Человек, сидящий теперь напротив него, тоже относился к товарищам его юности. Но он был угрюм и молчалив, и Чингисхана внезапно обуяла досада на то, что он не хочет разделить воспоминания, которыми переполнена грудь его самого. Ему захотелось сказать что-то резкое и обидное, как-то уколоть, и желательно побольнее.
К тому же гость был моложе его самого на целых полтора десятка лет и настолько глуп, что не желал считать одно это величайшим счастьем в мире.

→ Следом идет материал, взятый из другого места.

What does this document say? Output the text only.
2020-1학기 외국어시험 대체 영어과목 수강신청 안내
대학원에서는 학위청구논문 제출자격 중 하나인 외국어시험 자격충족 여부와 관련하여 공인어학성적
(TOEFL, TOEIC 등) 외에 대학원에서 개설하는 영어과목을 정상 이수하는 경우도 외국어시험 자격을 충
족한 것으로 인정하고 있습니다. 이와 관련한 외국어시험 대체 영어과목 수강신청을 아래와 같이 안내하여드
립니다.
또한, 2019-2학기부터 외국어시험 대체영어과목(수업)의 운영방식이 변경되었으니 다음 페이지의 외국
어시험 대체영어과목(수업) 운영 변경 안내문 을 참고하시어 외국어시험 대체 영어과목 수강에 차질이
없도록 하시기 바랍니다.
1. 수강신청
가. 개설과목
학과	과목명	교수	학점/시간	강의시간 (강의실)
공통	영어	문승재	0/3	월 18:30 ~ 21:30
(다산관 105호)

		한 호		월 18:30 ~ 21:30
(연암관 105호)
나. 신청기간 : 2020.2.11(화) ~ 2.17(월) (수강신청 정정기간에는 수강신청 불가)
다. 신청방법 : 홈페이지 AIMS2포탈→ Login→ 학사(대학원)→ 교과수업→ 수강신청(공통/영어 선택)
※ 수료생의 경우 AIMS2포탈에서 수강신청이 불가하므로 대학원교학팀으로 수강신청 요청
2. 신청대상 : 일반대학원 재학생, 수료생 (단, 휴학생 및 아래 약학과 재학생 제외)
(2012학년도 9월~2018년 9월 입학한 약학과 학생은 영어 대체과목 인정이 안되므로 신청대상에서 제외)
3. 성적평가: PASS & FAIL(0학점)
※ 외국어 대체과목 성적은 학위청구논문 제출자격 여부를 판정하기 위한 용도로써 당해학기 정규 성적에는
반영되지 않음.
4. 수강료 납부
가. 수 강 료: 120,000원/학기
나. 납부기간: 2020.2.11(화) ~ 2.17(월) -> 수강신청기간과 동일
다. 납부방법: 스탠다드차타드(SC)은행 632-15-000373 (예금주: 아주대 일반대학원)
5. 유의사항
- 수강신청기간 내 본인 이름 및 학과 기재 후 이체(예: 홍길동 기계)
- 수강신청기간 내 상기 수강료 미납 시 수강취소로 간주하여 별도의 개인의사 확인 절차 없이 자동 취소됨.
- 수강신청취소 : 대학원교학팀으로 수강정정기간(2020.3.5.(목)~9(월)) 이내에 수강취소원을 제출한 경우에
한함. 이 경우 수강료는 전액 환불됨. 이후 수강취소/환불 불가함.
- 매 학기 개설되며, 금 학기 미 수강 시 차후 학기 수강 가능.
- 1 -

– Ты сидишь как сова в дождливый день. Видно, что русичи здорово тебя напугали, – буркнул он, делая неторопливый глоток из своей чаши, доверху наполненной свежим пенистым кумысом. – Прошло уже две луны с того дня, как ты вернулся, но за это время я ни разу не видел, чтобы ты улыбнулся.
– А я часто улыбался раньше? – возразил его собеседник, моргнув единственным глазом.
– Иногда бывало, – философски заметил Чингисхан. – Теперь же и вовсе нет.
– Ты стареешь, – прозвучал безжалостный ответ Субудая. – Раньше тебя больше интересовали мои победы, а теперь – улыбки. К тому же ты знаешь, что может вызвать радость в моем иссохшем от горя сердце. Скажи, что ты даешь мне четыре тумена и посылаешь на Русь, и в тот же миг ты увидишь на моем лице улыбку, столь же широкую, как то соленое озеро, мимо которого я шел в половецкие степи.
– Русь далеко, – равнодушно заметил Чингисхан. – Ни к чему тянуться за дальним куском баранины, если перед тобой лежит целое блюдо с мясом. И потом, хватит ли тебе четырех туменов? В тот раз под твоим началом были два, а сколько ты вернул мне обратно? Так я скоро могу и вовсе остаться без воинов. – И он, склонив голову, хитро посмотрел на старого монгольского полководца.
«Это тебе за слова о том, что я старею, – мстительно подумал он. – Будешь в другой раз знать, что говорить».
Однако Субудай даже не поморщился, более того, он набрался дерзости высказать вслух догадку, почти что равносильную оскорблению:
– Я не знаю человека, который, имея столько людей, сколько было у меня, сумел бы победить.
«Это что же? Выходит, я бы там тоже проиграл битву?!» – хотел было возмутиться Чингисхан, но не стал. Уж очень оно глупо бы прозвучало, почти по-детски.
Вместо этого он произнес:
– Побеждает врага сильный, но пользуется этой победой мудрый. Тебе просто не надо было идти дальше, в глубь Руси. Тогда ты не встретил бы на своем пути тумены рязанского князя и сохранил бы свои, – поучительно заметил он.
– Самый лучший завтрашний день не исправит дня вчерашнего, – глухо откликнулся Субудай. – Что сделано, того уж не вернешь. К тому же есть победы, похожие на поражения, а есть поражения, которые становятся предвестниками победы. Я думаю, что голова князя Константина стоит двух потерянных туменов. Я не говорю, что это дешевая плата, но, ты уж поверь, и не самая дорогая. Вот только мой Урянхатай… – И он вновь погрузился в мрачное раздумье.
Впрочем, помимо гибели сына у него была и еще одна причина для черной меланхолии. Субудай не мог простить русичам, что впервые за все время он оказался не в роли волка, загоняющего молодого сайгака, а скорее, в шкуре этого самого сайгака, затравленно мчащегося куда глаза глядят, лишь бы уйти от неумолимой погони кровожадной стаи.